El cilicio y los ángeles

Un capítulo del libro "Opus Dei. Una investigación" de Vittorio Messori, en el que aborda la mortificación corporal.

Un training espiritual, por tanto, es el fin para el que el Opus Dei existe. ¿Recuerdan el contrato (en lugar de los «votos»), en virtud del cual la Prelatura «se compromete a proporcionar una asidua formación doctrinal, religiosa, espiritual, ascética y apostólica, así como la específica atención pastoral de sus sacerdotes»? Tengan entonces presente que, como cualquier otro contrato, el vínculo es «bilateral» y, por consiguiente, el laico que lo suscribe tiene el derecho de recibir esa ayuda de la Prelatura y también el deber de cumplir con sus obligaciones, resumidas en los conceptos de «ascéticas, formativas, apostólicas».

Veamos en concreto en qué consisten estos compromisos. Comencemos por los ascéticos. Así los desarrolla una fuente autorizada: «Los compromisos ascéticos se refieren al cumplimiento de un plan de vida espiritual. Exigente, pero adaptado a las circustancias personales de cada miembro (todo en la Obra, no se olvide, es personal; nada es anónimo, estandarizado, abstracto). Ese plan de vida, con palabras de Escrivá, le conduce progresivamente, "como por un plano inclinado", a encontrar a Dios en el trabajo profesional y en las demás ocupaciones cotidianas».
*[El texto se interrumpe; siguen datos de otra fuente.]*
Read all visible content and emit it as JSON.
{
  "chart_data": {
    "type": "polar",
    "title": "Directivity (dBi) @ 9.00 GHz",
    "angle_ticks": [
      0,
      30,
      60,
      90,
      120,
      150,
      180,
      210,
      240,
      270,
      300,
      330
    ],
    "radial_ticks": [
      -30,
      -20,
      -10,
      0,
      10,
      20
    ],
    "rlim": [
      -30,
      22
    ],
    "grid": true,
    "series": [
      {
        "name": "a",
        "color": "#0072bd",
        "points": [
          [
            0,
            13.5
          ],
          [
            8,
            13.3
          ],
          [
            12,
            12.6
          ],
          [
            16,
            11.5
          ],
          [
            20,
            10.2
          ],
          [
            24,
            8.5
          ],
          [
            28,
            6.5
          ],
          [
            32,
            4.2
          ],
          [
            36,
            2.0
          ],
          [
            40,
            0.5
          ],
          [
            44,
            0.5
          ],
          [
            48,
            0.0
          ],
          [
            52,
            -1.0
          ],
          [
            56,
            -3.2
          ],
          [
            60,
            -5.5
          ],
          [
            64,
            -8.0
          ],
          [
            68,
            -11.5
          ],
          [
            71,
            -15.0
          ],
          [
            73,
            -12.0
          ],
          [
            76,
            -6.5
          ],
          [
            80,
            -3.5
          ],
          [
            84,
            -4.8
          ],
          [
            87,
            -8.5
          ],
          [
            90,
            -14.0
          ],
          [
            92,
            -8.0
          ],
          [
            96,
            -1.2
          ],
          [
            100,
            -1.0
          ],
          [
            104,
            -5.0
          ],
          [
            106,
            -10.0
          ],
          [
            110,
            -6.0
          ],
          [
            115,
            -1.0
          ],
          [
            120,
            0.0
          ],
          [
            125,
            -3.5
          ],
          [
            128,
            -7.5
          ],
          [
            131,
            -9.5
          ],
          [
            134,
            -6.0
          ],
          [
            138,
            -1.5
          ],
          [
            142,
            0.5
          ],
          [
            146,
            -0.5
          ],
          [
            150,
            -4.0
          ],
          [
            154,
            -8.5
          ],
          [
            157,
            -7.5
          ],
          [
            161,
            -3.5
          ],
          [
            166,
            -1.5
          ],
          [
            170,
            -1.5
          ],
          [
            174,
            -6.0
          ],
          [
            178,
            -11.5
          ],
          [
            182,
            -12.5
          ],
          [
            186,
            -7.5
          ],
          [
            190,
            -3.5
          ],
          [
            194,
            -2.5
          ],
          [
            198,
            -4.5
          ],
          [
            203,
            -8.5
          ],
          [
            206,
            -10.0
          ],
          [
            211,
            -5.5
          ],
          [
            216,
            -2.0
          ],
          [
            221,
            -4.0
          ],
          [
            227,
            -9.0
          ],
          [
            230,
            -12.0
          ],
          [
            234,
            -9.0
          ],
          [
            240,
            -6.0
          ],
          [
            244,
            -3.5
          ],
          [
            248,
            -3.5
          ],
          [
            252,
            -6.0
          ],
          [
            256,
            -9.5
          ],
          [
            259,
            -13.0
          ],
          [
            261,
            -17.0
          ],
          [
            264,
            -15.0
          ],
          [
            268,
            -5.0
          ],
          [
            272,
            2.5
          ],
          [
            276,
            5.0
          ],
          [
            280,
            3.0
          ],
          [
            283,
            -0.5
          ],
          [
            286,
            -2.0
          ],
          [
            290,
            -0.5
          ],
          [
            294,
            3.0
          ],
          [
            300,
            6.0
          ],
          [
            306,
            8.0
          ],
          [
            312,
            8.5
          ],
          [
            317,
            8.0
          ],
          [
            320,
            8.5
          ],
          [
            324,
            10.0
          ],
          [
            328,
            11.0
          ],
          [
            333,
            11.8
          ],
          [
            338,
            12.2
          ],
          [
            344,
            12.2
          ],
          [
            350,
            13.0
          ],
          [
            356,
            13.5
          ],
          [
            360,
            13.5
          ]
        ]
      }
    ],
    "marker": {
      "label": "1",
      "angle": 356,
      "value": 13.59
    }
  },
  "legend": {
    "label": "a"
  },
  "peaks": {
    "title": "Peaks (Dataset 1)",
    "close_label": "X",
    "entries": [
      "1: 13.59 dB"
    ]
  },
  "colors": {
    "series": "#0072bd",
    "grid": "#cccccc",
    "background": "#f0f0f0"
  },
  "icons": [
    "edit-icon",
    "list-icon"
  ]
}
Veamos con más detalle el compromiso que debe respetar el laico que acepta el contrato. No es poca cosa; más aún, podría llegar a ser insoportable para quien no se sienta llamado a ello. Verdaderamente, quien buscase sólo fines «humanos», no directamente religiosos, haría mejor en escoger caminos más cómodos. (¿Qué sacrificios, por ejemplo, impone la adhesión a la masonería, además de -que yo sepa- la reunión mensual de los "hermanos"? ¿Y son acaso sacrificios los almuerzos semanales y las festivas reuniones periódicas de esos service clubs -generosos, no cabe duda que extienden por el mundo una red de relaciones, útiles para fines filantrópicos y culturales, pero útiles también, como es lógico, para fines profesionales y económicos?).

Sigamos con ese texto. «Este plan de vida espiritual comprende: una intensa vida sacramental, que gira alrededor de la misa y la comunión diarias y sobre la confesión sacramental semanal; la práctica habitual de la oración mental (hasta una hora al día); la lectura diaria del Nuevo Testamento y de un libro de espiritualidad; el rezo cotidiano del rosario; el examen de conciencia cada noche, un día de retiro mensual y algunos días de retiro cada año; frecuentes comuniones espirituales, actos de reparación, jaculatorias, etc.».

Todo esto es más que suficiente para satisfacer a quien se sienta llamado, pero también para cortar de raíz las pretensiones de cualquier hipócrita o de alguien tibio. Pero no acaba ahí el elenco: «A esto se añade el ejercicio cotidiano del espíritu de sacrificio y de penitencia -sin excluir la mortificación corporal-, adaptado a la edad, al estado de salud y a las circunstancias de cada uno, según los modos concretos aprobados por la Iglesia, y evitando en todo caso cualquier exceso».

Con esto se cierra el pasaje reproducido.